Buffering allows the user to read ahead so that part or all of the clip is downloaded before the clip actually begins playing. The slower the connection that is available the greater the buffer will be needed to get it to work. Partial clip buffers get the media running sooner but if there are problems then a full buffer will be needed. It is one of those things that will need to be tried before it will be certain how it will work and it may be different for each site as connections and locations vary so much.


The Internet Tab determines what kind of information will be made available to the servers that are connected to the Helix Player. This information may be valuable toward providing a more stable connection but at he expense of providing information about your computer and connection.



A proxy server actually makes the connection and transfers the media in behalf of the computers that connect up to it. This advantage helps to increase speed as proxy servers are typically faster than desktop computers and proxy servers will often maintain a cache of media that has already been accessed so that it will not need to be downloaded again. This is only useful if the same information is accessed repeatedly.


There are two methods of transporting media. Typically it is best to allow the program to automatically select the best transport method. If a specified transport is used it will allow configuration of transport methods using UDP,TCP, HTTP or multicast as well as setting timeouts for each protocol.


The Hardware Tab enables the user to modify sound configuration for drivers.



The Advanced Tab allows the user to determine if they would like to use subtitles or play an overdub track. The system defaults are show below.



Here is what Helix looks like while it is playing music. The users is provided with all of the standard controls for enjoying music formats.

The Helix Player is a nice addition to any Linux distribution, though some will be frustrated that it is designed for use with Open Source media only. However, users can access RealAudio and RealVideo options using Helix as a foundation.
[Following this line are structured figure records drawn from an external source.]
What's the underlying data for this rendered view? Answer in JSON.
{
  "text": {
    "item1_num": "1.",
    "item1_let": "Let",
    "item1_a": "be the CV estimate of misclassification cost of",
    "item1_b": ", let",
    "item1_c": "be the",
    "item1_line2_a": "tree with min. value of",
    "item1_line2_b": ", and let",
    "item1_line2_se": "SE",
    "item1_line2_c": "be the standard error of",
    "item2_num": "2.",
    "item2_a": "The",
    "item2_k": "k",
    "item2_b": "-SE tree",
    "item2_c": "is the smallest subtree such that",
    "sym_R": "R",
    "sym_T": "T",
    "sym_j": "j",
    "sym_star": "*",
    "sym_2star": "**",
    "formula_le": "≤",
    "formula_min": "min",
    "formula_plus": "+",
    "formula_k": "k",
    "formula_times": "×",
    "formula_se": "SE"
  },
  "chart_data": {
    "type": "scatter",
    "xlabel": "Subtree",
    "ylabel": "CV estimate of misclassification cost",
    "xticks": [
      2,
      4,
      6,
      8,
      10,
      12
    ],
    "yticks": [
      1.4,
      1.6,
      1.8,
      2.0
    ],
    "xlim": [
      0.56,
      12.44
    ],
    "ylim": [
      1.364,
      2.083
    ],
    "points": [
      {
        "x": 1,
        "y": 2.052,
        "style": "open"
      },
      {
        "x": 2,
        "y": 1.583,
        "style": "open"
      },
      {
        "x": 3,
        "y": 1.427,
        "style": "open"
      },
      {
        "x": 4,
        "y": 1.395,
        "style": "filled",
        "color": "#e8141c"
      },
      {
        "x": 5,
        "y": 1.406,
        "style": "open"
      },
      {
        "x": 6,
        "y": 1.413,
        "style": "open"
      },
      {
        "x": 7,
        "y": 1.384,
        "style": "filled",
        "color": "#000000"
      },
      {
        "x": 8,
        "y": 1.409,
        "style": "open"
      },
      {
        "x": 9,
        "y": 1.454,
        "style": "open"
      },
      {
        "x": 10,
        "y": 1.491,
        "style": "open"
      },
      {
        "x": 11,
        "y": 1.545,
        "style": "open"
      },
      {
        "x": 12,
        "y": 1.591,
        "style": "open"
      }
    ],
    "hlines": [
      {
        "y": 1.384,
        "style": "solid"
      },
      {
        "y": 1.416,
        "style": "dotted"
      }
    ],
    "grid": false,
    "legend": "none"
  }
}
The downloads for adding RealAudio and RealVideo are available at http://helixcommunity.org.

One of the advantages of RealAudio is that it is now using the MPEG-4 AAC codec a bitrated over 128 kbps. This provides a new higher quality sound at a wider bandwidth range. RealAudio can deliver near CD audio quality at 64 kbps. The current RealAudio provides 100% perfect fidelity of audio at less than half the size of the original file in addition to multichannel sourround-sound experience.

RealVideo now is able to deliver high quality at 30% less bitrate. These features are all available by adding the RealAudio and RealVideo downloads to the Helix Player. One item to note however is that the RealAudioand RealVideo additions will mean that the user will need to choose either a Research & development License or a Commercial License which are easy to add.